I have claimed that Escape is one of the main functions of fairy-stories, and since I do not disapprove of them, it is plain that I do not accept the tone of scorn or pity with which 'Escape' is now so often used. Why should a man be scorned if, finding himself in prison, he tries to get out and go home? Or if he cannot do so, he thinks and talks about other topics than jailers and prison-walls? The world outside has not become less real because the prisoner cannot see it.
  • J. R. R. Tolkien, On Fairy-Stories, (originally given as an Andrew Lang Lecture at the University of St. Andrews on 8 March 1939, and published in Essays presented to Charles Williams in 1947 (1939).
  • The poet is in command of his fantasy, while it is exactly the mark of the neurotic that he is possessed by his fantasy.

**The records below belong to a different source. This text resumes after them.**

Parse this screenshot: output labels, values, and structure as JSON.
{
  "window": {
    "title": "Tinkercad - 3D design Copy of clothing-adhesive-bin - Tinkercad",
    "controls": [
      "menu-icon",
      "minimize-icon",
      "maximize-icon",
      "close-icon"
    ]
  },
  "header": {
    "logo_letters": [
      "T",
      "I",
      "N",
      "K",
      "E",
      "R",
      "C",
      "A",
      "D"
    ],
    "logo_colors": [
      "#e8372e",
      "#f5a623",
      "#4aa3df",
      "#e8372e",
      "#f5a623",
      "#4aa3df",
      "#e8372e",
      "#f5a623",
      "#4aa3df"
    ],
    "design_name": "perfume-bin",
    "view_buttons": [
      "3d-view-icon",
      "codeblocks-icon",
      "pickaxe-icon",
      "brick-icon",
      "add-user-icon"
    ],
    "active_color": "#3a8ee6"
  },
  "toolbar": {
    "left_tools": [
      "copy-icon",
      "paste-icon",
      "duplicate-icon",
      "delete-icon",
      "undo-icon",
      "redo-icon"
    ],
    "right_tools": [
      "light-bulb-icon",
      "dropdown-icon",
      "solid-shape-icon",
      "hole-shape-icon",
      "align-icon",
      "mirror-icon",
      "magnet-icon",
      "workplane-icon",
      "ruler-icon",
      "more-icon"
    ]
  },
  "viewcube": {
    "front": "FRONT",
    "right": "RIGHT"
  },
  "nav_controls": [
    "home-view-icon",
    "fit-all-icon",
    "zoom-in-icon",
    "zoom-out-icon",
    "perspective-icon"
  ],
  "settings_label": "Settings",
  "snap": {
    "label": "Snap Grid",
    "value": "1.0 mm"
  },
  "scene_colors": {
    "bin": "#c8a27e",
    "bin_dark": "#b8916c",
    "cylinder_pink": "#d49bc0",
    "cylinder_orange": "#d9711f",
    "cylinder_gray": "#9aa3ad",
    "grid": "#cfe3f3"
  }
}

  • The "hard" science-fiction writers are the ones who try to write specific stories about all that technology may do for us. More and more, these writers felt an opaque wall across the future. Once, they could put such fantasies millions of years in the future. Now they saw that their most diligent extrapolations resulted in the unknowable … soon.

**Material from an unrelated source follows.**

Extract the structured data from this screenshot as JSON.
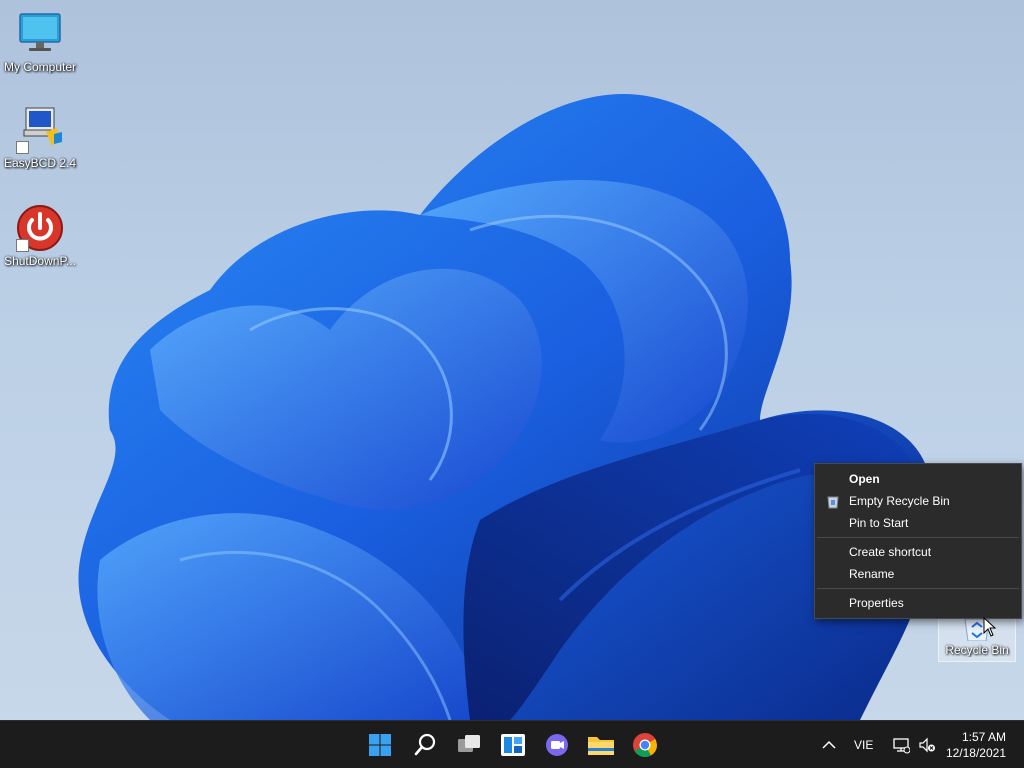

    • Vernor Vinge, "The Coming Technological Singularity" (1993).
  • It is easy to imagine fantasy as physical and myth as real. We do it almost every moment. We do this as we dream, as we think, and as we cope with the world about us. But these worlds of fantasy that we form into the solid things around us are the source of our discontent. They inspire our search to find ourselves.
    • Evan Harris Walker, in The Physics of Consciousness : The Quantum Mind and the Meaning of Life (2000).
  • Our writers, I believe, discern a resemblance between the world and their books. Through fantasy, they are saying something about life which could not be said within the naturalistic frame of reference.
    • Edward Wagenknecht, ""The Little Prince Rides the White Deer: Fantasy and Symbolism in Recent Literature", College English, (May 1946).